32Zvino chaunga chevaitenda chaiva nemoyo nemweya umwe; uye kwakange kusina umwe waiti chimwe chezvaaiva nazvo ndechake, asi vakaita zvinhu zvose zvavo vose.
34Aralarında yoksul olan yoktu. Çünkü toprak ya da ev sahibi olanlar bunları satar, sattıklarının bedelini getirip elçilerin buyruğuna verirlerdi; bu da herkese ihtiyacına göre dağıtılırdı.

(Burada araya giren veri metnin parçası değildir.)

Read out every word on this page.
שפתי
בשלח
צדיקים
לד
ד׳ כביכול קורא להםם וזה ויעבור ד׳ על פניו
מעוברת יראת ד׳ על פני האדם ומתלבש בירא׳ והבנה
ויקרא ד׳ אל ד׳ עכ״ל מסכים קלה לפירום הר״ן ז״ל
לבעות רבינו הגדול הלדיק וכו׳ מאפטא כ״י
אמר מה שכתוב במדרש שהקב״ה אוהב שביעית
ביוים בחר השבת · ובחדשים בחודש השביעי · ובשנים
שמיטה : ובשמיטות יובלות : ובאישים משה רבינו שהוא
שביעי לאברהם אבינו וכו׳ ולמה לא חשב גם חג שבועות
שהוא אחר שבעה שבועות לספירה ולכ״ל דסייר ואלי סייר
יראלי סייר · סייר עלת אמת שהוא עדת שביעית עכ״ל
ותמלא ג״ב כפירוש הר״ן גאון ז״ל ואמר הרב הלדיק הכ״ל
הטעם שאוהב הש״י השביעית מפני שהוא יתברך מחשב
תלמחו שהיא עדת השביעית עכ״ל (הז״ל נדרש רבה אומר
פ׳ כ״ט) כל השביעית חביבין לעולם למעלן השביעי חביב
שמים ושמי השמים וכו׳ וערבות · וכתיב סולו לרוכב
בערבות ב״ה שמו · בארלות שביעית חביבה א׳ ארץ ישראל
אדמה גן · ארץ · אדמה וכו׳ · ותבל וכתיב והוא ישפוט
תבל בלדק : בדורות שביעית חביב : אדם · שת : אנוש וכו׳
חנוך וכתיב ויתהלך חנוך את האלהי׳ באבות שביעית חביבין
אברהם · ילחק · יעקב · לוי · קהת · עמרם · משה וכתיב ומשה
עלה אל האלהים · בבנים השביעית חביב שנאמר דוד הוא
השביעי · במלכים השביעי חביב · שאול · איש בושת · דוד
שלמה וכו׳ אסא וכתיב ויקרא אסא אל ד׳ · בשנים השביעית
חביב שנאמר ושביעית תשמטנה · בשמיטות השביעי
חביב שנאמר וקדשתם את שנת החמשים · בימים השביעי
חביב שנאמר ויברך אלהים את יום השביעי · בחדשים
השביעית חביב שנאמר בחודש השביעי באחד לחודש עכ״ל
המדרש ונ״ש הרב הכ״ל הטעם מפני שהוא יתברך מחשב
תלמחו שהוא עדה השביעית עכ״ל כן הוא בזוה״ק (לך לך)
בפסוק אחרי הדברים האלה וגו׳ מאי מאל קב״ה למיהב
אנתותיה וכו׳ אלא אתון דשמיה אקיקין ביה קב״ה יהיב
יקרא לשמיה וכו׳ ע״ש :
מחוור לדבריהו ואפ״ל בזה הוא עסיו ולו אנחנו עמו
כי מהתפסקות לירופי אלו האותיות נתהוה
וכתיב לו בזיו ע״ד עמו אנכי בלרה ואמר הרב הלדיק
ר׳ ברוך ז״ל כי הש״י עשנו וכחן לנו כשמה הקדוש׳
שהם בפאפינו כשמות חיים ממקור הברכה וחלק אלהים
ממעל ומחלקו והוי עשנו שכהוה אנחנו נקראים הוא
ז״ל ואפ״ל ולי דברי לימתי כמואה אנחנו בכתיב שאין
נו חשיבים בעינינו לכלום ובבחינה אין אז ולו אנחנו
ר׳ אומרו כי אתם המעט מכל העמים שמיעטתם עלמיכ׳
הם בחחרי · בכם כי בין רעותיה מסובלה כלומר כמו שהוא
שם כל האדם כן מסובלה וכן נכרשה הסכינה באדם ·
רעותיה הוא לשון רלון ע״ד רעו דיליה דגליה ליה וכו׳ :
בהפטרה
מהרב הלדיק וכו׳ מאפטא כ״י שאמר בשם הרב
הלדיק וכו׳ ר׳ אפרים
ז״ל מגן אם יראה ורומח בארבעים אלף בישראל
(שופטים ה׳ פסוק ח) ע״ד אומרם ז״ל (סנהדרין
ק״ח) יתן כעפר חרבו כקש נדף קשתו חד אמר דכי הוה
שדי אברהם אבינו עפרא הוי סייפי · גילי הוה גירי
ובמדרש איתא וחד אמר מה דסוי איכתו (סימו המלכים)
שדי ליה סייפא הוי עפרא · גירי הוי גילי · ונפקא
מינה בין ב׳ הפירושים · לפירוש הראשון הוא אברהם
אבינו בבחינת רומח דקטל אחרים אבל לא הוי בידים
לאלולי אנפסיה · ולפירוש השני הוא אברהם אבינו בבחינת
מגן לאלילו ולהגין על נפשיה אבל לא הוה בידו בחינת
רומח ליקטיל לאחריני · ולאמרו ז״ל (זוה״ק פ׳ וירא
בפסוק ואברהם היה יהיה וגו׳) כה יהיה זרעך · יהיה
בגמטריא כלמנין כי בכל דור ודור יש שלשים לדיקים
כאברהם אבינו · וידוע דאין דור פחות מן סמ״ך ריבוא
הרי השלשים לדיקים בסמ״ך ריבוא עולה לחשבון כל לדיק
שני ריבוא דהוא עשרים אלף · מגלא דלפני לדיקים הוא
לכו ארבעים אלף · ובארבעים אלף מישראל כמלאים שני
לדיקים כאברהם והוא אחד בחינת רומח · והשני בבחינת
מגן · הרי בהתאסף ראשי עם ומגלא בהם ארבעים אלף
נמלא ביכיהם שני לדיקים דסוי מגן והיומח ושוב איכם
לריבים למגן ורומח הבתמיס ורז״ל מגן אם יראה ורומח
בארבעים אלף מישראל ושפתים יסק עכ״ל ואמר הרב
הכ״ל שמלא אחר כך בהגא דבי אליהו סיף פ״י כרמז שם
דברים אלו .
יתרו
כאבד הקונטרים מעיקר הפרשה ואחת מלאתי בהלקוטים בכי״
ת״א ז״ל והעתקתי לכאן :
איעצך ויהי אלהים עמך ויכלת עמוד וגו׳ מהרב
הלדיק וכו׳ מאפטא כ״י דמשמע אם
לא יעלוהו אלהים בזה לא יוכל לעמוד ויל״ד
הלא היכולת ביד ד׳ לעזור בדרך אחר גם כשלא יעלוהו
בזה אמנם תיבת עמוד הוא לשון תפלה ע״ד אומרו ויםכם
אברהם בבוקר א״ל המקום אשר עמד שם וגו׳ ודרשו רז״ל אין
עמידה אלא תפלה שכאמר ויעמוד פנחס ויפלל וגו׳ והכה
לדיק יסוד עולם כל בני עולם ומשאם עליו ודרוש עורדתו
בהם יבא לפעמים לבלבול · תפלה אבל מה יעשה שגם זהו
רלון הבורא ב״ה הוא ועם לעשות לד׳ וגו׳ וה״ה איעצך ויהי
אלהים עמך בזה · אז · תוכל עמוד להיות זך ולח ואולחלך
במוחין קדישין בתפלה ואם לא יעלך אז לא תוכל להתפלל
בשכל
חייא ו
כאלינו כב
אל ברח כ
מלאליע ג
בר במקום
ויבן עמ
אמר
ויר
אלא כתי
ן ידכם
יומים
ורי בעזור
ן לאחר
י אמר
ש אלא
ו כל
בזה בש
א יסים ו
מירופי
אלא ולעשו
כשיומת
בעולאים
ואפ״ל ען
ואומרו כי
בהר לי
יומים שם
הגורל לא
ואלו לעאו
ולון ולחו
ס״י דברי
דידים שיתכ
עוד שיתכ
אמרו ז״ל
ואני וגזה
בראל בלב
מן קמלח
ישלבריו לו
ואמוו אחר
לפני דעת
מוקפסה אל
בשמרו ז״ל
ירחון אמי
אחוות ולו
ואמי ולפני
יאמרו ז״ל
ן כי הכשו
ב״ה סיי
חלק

33Uye nesimba guru vaapositori vakapa uchapupu hwekumuka kuvakafa kwaIshe Jesu; nenyasha huru dzikava pamusoro pavo vose.
36Örneğin, Kıbrıs doğumlu bir Levili olan ve elçilerin Barnaba, yani Cesaret Verici diye adlandırdıkları Yusuf, sahip olduğu bir tarlayı sattı, parasını getirip elçilerin buyruğuna verdi.
34Nekuti pakange pasina umwe pakati pavo waishaiwa, nekuti vose vaiva vene veminda kana dzimba, vakazvitengesa, vakauisa mutengo wezvinhu zvakatengeswa,
35vakaisa patsoka dzevaapositori; uye zvikagoverwa kune umwe neumwe zvichienderana nekushaiwa kwaaiva nako.
36NaJose, wakatumidzwa nevaapositori Bhanabhasi, ndokuti Mwanakomana wenyaradzo, kana zvichishandurwa, muRevhi weSaipuresi parudzi,
37ane munda, wakatengesa, akauisa mari akaisa patsoka dzevaapositori.